Ein paar Meter weiter auf der Astra Bühne "Zur geilen Knolle" konnte man das Trio Uns aus Berlin bestaunen - und man staunte wirklich nicht schlecht, was die Herren da an Schlagzeug, Keyboards und Gitarre/Gesang veranstalteten. "Alles was wir machen ist Kunst" heißt das aktuelle Album, und das passt. Wirre Texte, ebensolche Ansagen, sehr unterhaltsam, Electro, Punk, Pop, alles durcheinander.

Das Abendprogramm wurde sozusagen eingeläutet mit einem Gig von Nora Steiner und Madlaina Pollina (die übrigens die kleine Schwester von Faber ist) aus Zürich, die als erster Live-Act auf dem Swiss Business Mixer im Sommersalon um Klubhaus auftraten. Steiner & Madlaina - wie sich die Mädels nennen - stehen nach wie vor erst vor der Veröffentlichung ihrer Debüt-LP "Cheers" in diesem Monat; genießen aber aufgrund ihrer Live-Präsenz - etwa als Support von Faber - eine gewisse Reputation als lebhafter, kurzweiliger Live-Act. Dieser Eindruck bestätigte sich bei dem gut gelaunten Auftritt im Sommerclub, bei dem sie sich darauf beschränkten, ihre Songs auf Deutsch und Englisch vorzutragen - während sie ansonsten auch italienisch, griechisch oder schwytzerdütsch im Angebot haben.

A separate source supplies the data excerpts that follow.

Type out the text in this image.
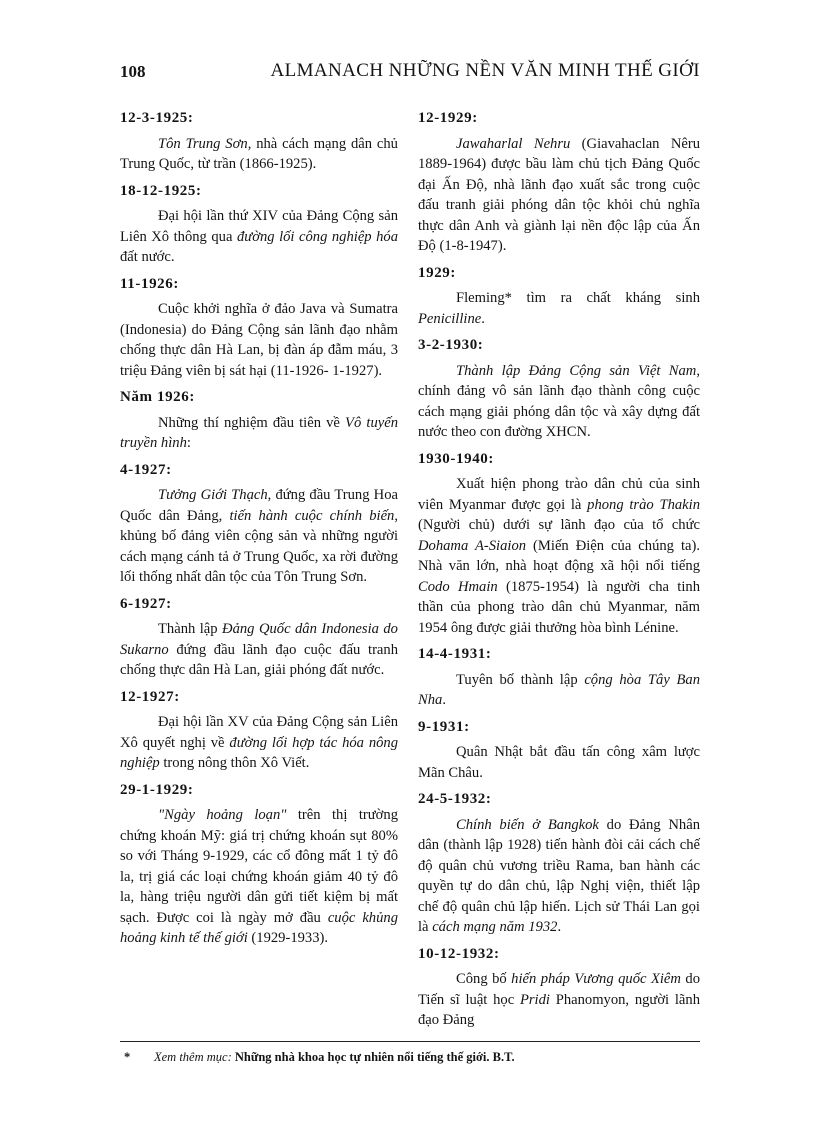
108	ALMANACH NHỮNG NỀN VĂN MINH THẾ GIỚI
12-3-1925:

Tôn Trung Sơn, nhà cách mạng dân chủ Trung Quốc, từ trần (1866-1925).

18-12-1925:

Đại hội lần thứ XIV của Đảng Cộng sản Liên Xô thông qua đường lối công nghiệp hóa đất nước.

11-1926:

Cuộc khởi nghĩa ở đảo Java và Sumatra (Indonesia) do Đảng Cộng sản lãnh đạo nhằm chống thực dân Hà Lan, bị đàn áp đẫm máu, 3 triệu Đảng viên bị sát hại (11-1926- 1-1927).

Năm 1926:

Những thí nghiệm đầu tiên về Vô tuyến truyền hình:

4-1927:

Tưởng Giới Thạch, đứng đầu Trung Hoa Quốc dân Đảng, tiến hành cuộc chính biến, khủng bố đảng viên cộng sản và những người cách mạng cánh tả ở Trung Quốc, xa rời đường lối thống nhất dân tộc của Tôn Trung Sơn.

6-1927:

Thành lập Đảng Quốc dân Indonesia do Sukarno đứng đầu lãnh đạo cuộc đấu tranh chống thực dân Hà Lan, giải phóng đất nước.

12-1927:

Đại hội lần XV của Đảng Cộng sản Liên Xô quyết nghị về đường lối hợp tác hóa nông nghiệp trong nông thôn Xô Viết.

29-1-1929:

"Ngày hoảng loạn" trên thị trường chứng khoán Mỹ: giá trị chứng khoán sụt 80% so với Tháng 9-1929, các cổ đông mất 1 tỷ đô la, trị giá các loại chứng khoán giảm 40 tỷ đô la, hàng triệu người dân gửi tiết kiệm bị mất sạch. Được coi là ngày mở đầu cuộc khủng hoảng kinh tế thế giới (1929-1933).

12-1929:

Jawaharlal Nehru (Giavahaclan Nêru 1889-1964) được bầu làm chủ tịch Đảng Quốc đại Ấn Độ, nhà lãnh đạo xuất sắc trong cuộc đấu tranh giải phóng dân tộc khỏi chủ nghĩa thực dân Anh và giành lại nền độc lập của Ấn Độ (1-8-1947).

1929:

Fleming* tìm ra chất kháng sinh Penicilline.

3-2-1930:

Thành lập Đảng Cộng sản Việt Nam, chính đảng vô sản lãnh đạo thành công cuộc cách mạng giải phóng dân tộc và xây dựng đất nước theo con đường XHCN.

1930-1940:

Xuất hiện phong trào dân chủ của sinh viên Myanmar được gọi là phong trào Thakin (Người chủ) dưới sự lãnh đạo của tổ chức Dohama A-Siaion (Miến Điện của chúng ta). Nhà văn lớn, nhà hoạt động xã hội nổi tiếng Codo Hmain (1875-1954) là người cha tinh thần của phong trào dân chủ Myanmar, năm 1954 ông được giải thưởng hòa bình Lénine.

14-4-1931:

Tuyên bố thành lập cộng hòa Tây Ban Nha.

9-1931:

Quân Nhật bắt đầu tấn công xâm lược Mãn Châu.

24-5-1932:

Chính biến ở Bangkok do Đảng Nhân dân (thành lập 1928) tiến hành đòi cải cách chế độ quân chủ vương triều Rama, ban hành các quyền tự do dân chủ, lập Nghị viện, thiết lập chế độ quân chủ lập hiến. Lịch sử Thái Lan gọi là cách mạng năm 1932.

10-12-1932:

Công bố hiến pháp Vương quốc Xiêm do Tiến sĩ luật học Pridi Phanomyon, người lãnh đạo Đảng

* Xem thêm mục: Những nhà khoa học tự nhiên nổi tiếng thế giới. B.T.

Kurz gesagt, war dieser Gig der sich ständig spielerisch herausfordernden jungen Damen und ihrer lebhaft aufspielenden Musiker der abwechslungsreichste, kurzweiligste und mitreißendste Auftritt des Tages - wenn nicht des ganzen Festivals.

Es war eigentlich nur logisch, dass Declan Welsh & The Decadent West im St. Pauli Fanshop auftreten - schließlich kommen die Jungs aus Glasgow, sind Celtic-Fans und die besondere Fan-Freundschaft zwischen Celtic und dem FCSP dürfte hinlänglich bekannt sein. Kein Wunder also, dass Declan und seine Band in Celtic-Trikots aufliefen, um nochmal Extra-Einsatz zu zeigen. Eine sehr nette Geste und musikalisch passte das auch - hier gibt es stürmischen IndieRock im Geiste der frühen 80er mit gehaltvollen Texten, die durchaus in das Lebensgefühl des FC St. Pauli passen.

Ebenfalls aus Glasgow stammen The Ninth Wave, schweben musikalisch auf aber einer anderen Ebene als Declan Welsh. Hier gibt es großspurigen Wave-Pop, breiter kann kaum eine Sound-Wand sein, da muss sogar der Drummer hinter einer Scheibe spielen, damit Sänger Haydn Park nicht gestört wird. Musikalisch geht das alles schon in Ordnung, aber es klingt manchmal doch etwas zu sehr nach Hochglanz-Katalog.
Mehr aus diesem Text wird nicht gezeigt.